Para José Luiz Souza de Moraes, procurador do estado na área da saúde, professor de direito constitucional e especialista em Direito do Estado, a MP é inconstitucional. Ele comparou o texto a um “salvo-conduto” para cometimento de irregularidades.

“É inconstitucional e em certos pontos ela é desnecessária. Ela é um salvo-conduto”, afirmou. “É algo que deixa extremamente subjetivo o que é ser descuidado. Exigir esse alto grau de negligência, tem que ser muito indiligente e sem cautela, o que destoa do mandamento constitucional”, completou.

Mérces da Silva Nunes, advogada especialista em Direito Médico, também falou em salvo-conduto.

“Isso foi um salvo-conduto para o Brasil inteiro, de forma que a responsabilização do agente público vai ser absolutamente difícil por conta dessa amplitude de base de avaliação. Nunca vai permitir a responsabilização do agente”, afirmou a especialista.

A professora Patrícia Sampaio, de Direito Administrativo da Fundação Getúlio Vargas, afirmou que a MP não isenta de responsabilidade os agentes públicos que agirem de má-fé.

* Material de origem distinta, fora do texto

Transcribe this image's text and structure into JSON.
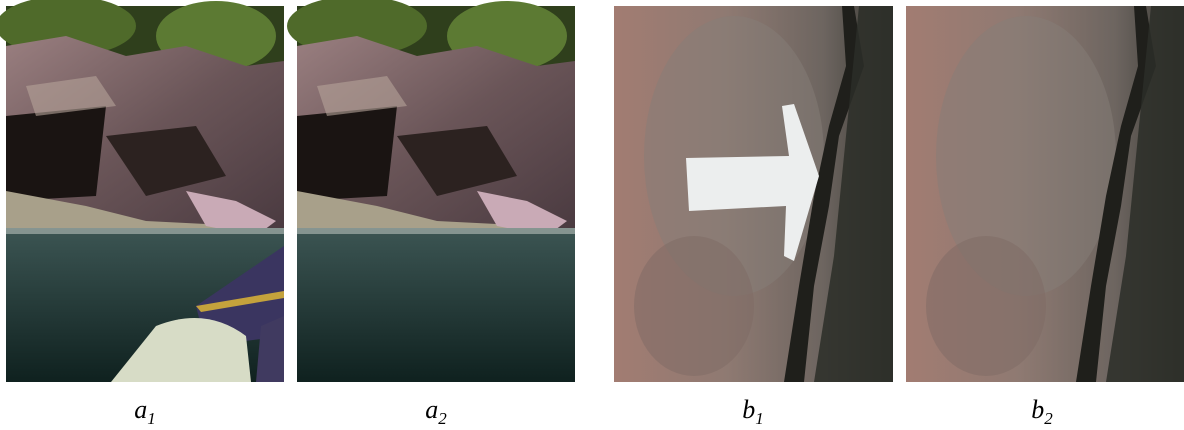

“Me parece que não é uma carta branca para o malfeito, muito ao contrário, os erros grosseiros e os atos dolosos continuam sendo responsabilizados”, afirmou.

Para a especialista em direito administrativo Mônica Sapucaia, doutora em direito político e econômico pela Universidade Presbiteriana Mackenzie, a MP deverá ser, “pelo menos parcialmente”, considerada inconstitucional.

“A regra (criada na MP) impossibilitaria a responsabilização de um servidor em processo administrativo ou cível quando a ação dele estivesse ligada ao combate à covid-19. Pelas normas brasileiras, isso não poderia ser feito, pois o agente público pode ser responsabilizado civil, penal e administrativamente pelos seus atos”, afirmou.

A constitucionalista Vera Chemin disse que, indiretamente, Bolsonaro pode estar tentando se proteger com a MP.

“É possível que, indiretamente, ele esteja tentando se proteger sim com a MP. Enquanto não perde o vigor ou é declarada inconstitucional, a MP continua válida e ela está deixando de responsabilizar os agentes públicos pelo que foi feito. E o Bolsonaro é um agente público, ele pode ser responsabilizado penalmente e por crime de responsabilidade pelos atos que comete”, afirmou Chemin.

Em nota, o presidente do Tribunal de Contas da União (TCU), ministro José Múcio, afirmou que é preciso uma “ampla discussão pelo Congresso Nacional” para que os objetivos da MP sejam legitimados pela sociedade.

No caso dos gastos emergenciais, o ministro diz que o TCU já elaborou um plano de ação que contempla a necessidade de se avaliar o momento excepcional e a agilidade em que as decisões precisam ser tomadas durante a pandemia da Covid-19.

Múcio diz ainda que “o TCU já toma suas decisões a partir de dados concretos e com responsabilidade na aplicação de penalidades”, e que os gestores sempre são ouvidos e justificam suas decisões.